Aboriginal survivors of Canada’s residential school era have mixed emotions about the Canadian federal government’s November 23 decision to pay $2 billion in reparations to survivors. Although satisfying to some, the financial compensation has left other survivors feeling insulted, if not infuriated.
The unprecedented reparations deal includes a $10,000 "common experience" payment to the approximately 90,000 living students who attended the residential schools; an additional $3,000 for every year the students attended; nearly $200 million in funding for healing and educational programs; and the option of pursuing individual claims of abuse through the courts. Survivors 65 years and older can apply for an early payment of $8,000.
"You can’t put a price tag on the lost cultural languages or the people being taken from their homes for years [at a time]," said Mike Benson, Executive Director of the National Residential School Survivor Society (NRSSS). "But for some of the elderly survivors, they are finally getting acknowledgement [that this happened]."

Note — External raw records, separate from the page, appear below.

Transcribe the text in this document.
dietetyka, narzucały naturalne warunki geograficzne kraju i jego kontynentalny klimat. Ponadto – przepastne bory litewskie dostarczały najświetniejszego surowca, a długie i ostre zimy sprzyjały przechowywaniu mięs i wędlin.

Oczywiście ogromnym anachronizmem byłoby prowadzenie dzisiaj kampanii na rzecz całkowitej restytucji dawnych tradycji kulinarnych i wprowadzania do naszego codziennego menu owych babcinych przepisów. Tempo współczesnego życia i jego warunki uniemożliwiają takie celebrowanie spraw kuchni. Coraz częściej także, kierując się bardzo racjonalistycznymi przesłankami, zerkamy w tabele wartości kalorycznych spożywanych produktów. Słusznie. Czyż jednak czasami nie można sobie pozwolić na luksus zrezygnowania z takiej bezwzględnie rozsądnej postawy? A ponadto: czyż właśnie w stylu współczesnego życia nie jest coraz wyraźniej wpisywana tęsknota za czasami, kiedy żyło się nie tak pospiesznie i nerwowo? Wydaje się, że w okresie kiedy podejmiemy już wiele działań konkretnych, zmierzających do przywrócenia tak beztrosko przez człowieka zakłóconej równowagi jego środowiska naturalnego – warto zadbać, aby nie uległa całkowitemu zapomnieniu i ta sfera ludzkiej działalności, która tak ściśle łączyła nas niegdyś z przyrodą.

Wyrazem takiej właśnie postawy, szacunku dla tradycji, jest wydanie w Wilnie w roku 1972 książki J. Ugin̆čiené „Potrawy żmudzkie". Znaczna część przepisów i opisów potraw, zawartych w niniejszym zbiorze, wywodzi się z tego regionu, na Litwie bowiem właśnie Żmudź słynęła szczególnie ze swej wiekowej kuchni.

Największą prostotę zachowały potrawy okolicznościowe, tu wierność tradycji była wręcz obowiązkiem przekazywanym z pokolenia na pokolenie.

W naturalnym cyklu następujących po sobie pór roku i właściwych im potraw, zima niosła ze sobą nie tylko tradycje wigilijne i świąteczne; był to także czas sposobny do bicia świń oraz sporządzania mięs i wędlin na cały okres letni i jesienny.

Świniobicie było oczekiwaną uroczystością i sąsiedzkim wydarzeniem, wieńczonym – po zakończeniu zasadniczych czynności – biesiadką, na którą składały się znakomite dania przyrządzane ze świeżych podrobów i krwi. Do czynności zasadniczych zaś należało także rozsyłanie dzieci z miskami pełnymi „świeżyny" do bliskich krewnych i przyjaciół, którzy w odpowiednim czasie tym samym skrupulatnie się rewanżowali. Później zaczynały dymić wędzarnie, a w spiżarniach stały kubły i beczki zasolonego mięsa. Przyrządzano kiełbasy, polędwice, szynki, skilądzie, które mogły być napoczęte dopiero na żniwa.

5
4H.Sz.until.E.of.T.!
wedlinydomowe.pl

The residential school system in Canada operated from the 1870s through the 1950s and ’60s, with the last school closing late into the 20th century, according to the Indian Residential Schools Resolution website. Residential schools, which were funded by the federal government and often operated by churches, were designed to transform aboriginal Canadians into mainstream Christians, and have been blamed for the disappearance of aboriginal languages, as well as the physical and sexual abuse of the children who attended.
Benson said that under the agreement, it should now be "easier for survivors to prove their claims" of abuse, which will be settled in addition to the common experience payment. The application forms have been shortened from their original length of 56 pages, making it "easier to put claims forward," Benson said.

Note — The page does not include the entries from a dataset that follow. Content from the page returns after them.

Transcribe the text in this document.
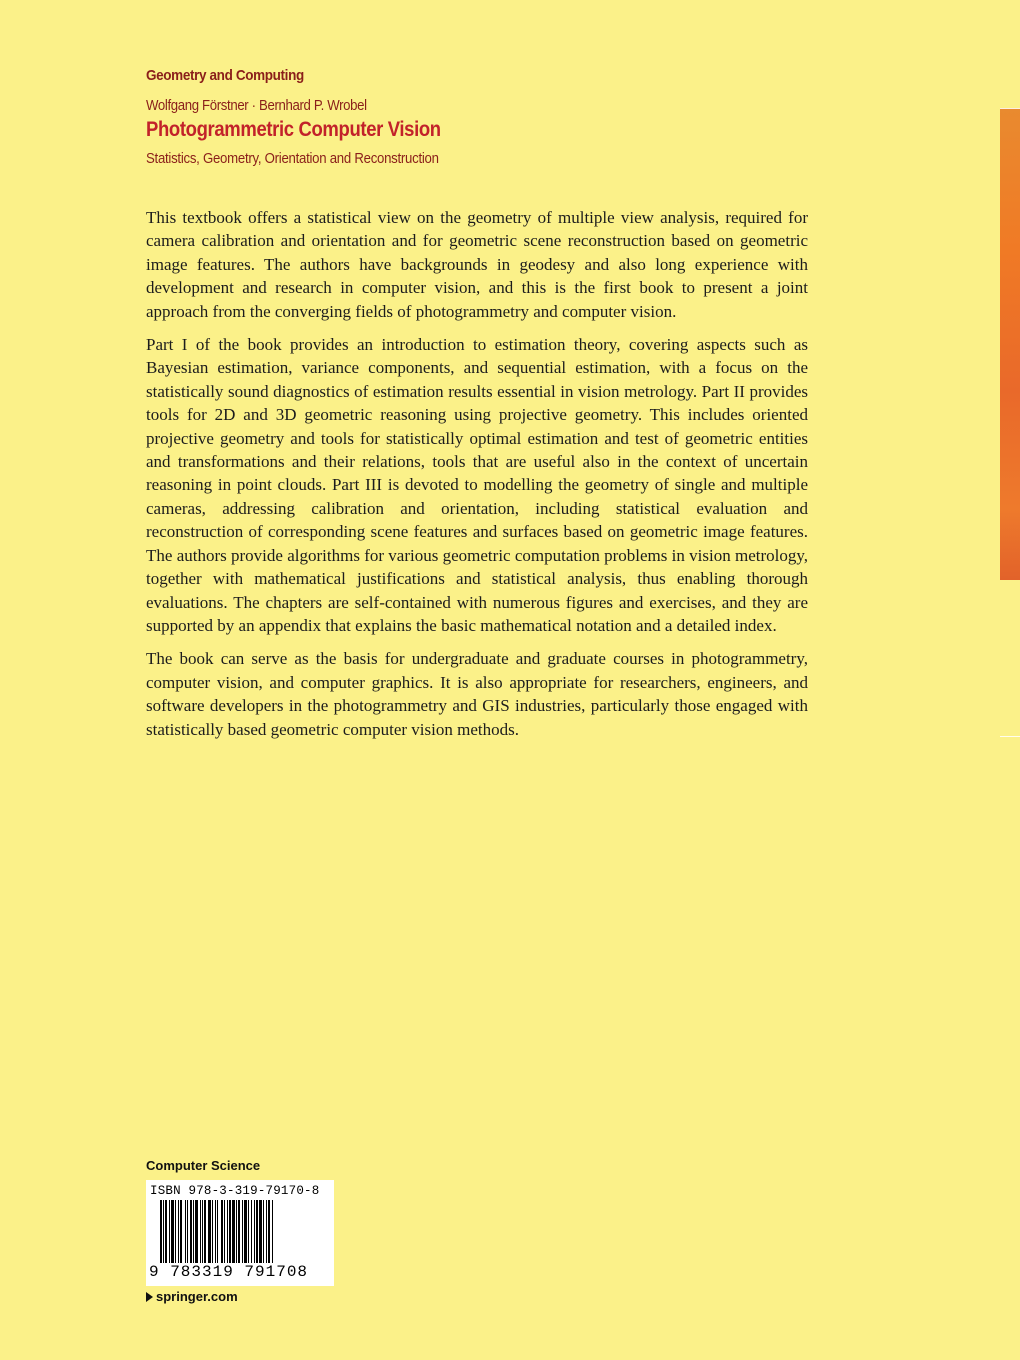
Geometry and Computing
Wolfgang Förstner · Bernhard P. Wrobel
Photogrammetric Computer Vision
Statistics, Geometry, Orientation and Reconstruction

This textbook offers a statistical view on the geometry of multiple view analysis, required for camera calibration and orientation and for geometric scene reconstruction based on geometric image features. The authors have backgrounds in geodesy and also long experience with development and research in computer vision, and this is the first book to present a joint approach from the converging fields of photogrammetry and computer vision.

Part I of the book provides an introduction to estimation theory, covering aspects such as Bayesian estimation, variance components, and sequential estimation, with a focus on the statistically sound diagnostics of estimation results essential in vision metrology. Part II provides tools for 2D and 3D geometric reasoning using projective geometry. This includes oriented projective geometry and tools for statistically optimal estimation and test of geometric entities and transformations and their relations, tools that are useful also in the context of uncertain reasoning in point clouds. Part III is devoted to modelling the geometry of single and multiple cameras, addressing calibration and orientation, including statistical evaluation and reconstruction of corresponding scene features and surfaces based on geometric image features. The authors provide algorithms for various geometric computation problems in vision metrology, together with mathematical justifications and statistical analysis, thus enabling thorough evaluations. The chapters are self-contained with numerous figures and exercises, and they are supported by an appendix that explains the basic mathematical notation and a detailed index.

The book can serve as the basis for undergraduate and graduate courses in photogrammetry, computer vision, and computer graphics. It is also appropriate for researchers, engineers, and software developers in the photogrammetry and GIS industries, particularly those engaged with statistically based geometric computer vision methods.

Computer Science
ISBN 978-3-319-79170-8
9 783319 791708
springer.com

Beyond the physical and sexual abuse, the Truth Commission into Genocide in Canada accuses the residential schools of the death and disappearance of nearly 50,000 children during the years of the schools’ operation, although no other organizations could confirm that number.
The Commission, which could not be reached for comment, released a public statement on November 26 in response to the government’s compensation plan, calling it a "gag order" and a "paltry bribe."
"This bribe and legal gagging is being presented as a final 'resolution' of the claims of residential school survivors, as if such unspeakable crimes as mass sterilizations, gang rape, ritualistic torture and murder are resolvable by or reducible to an issue of money," the Commission said in its statement.
The Commission is calling on all victims to refuse payments from the government and is demanding that the churches and the government be taken to an international War Crimes Tribunal for their "crimes against humanity."
Benson said that although a war tribunal would make the world more aware of what Canada had done, he does not think a war tribunal would change anything, asking, "What would it do for the survivors?"
However, Benson said that he was not completely satisfied with the reparations deal, either. "It does not address all the artifacts, records, and archival records that the Churches and government has," said Benson. "The archives should be turned over to survivors and survivors’ organizations."
Benson also said he was disappointed that none of the survivors who died prior to May 30, when the agreement was first signed, will receive any recognition.
Assembly of First Nations National Chief Phil Fontaine said in a press release that "no amount of money will ever heal the emotional scars," though he believes that the reparations package "will contribute to the journey on the path to healing."
Both the AFN and the NRSSS said they will continue to pursue the public apology that had been a part of the original agreement, but that the Minister Premier has not yet issued.
Don Kelly, communications director for the AFN, explained that the public apology was not released in conjunction with the reparations deal because there was no "legal mechanism" for the Minister Premier to apologize within the court-ordered deal.
Benson, disappointed about the lack of apology, said he suspects Minister Premier Paul Martin is waiting until the conclusion of this year’s federal elections before finally releasing a formal statement of apology.
"The government of Canada wants closure on this," said Benson. "They want to close this file, this chapter of history. It reflects on them in the international community that it’s Canada—guardian of human rights—and [its] natives are still fighting for compensation."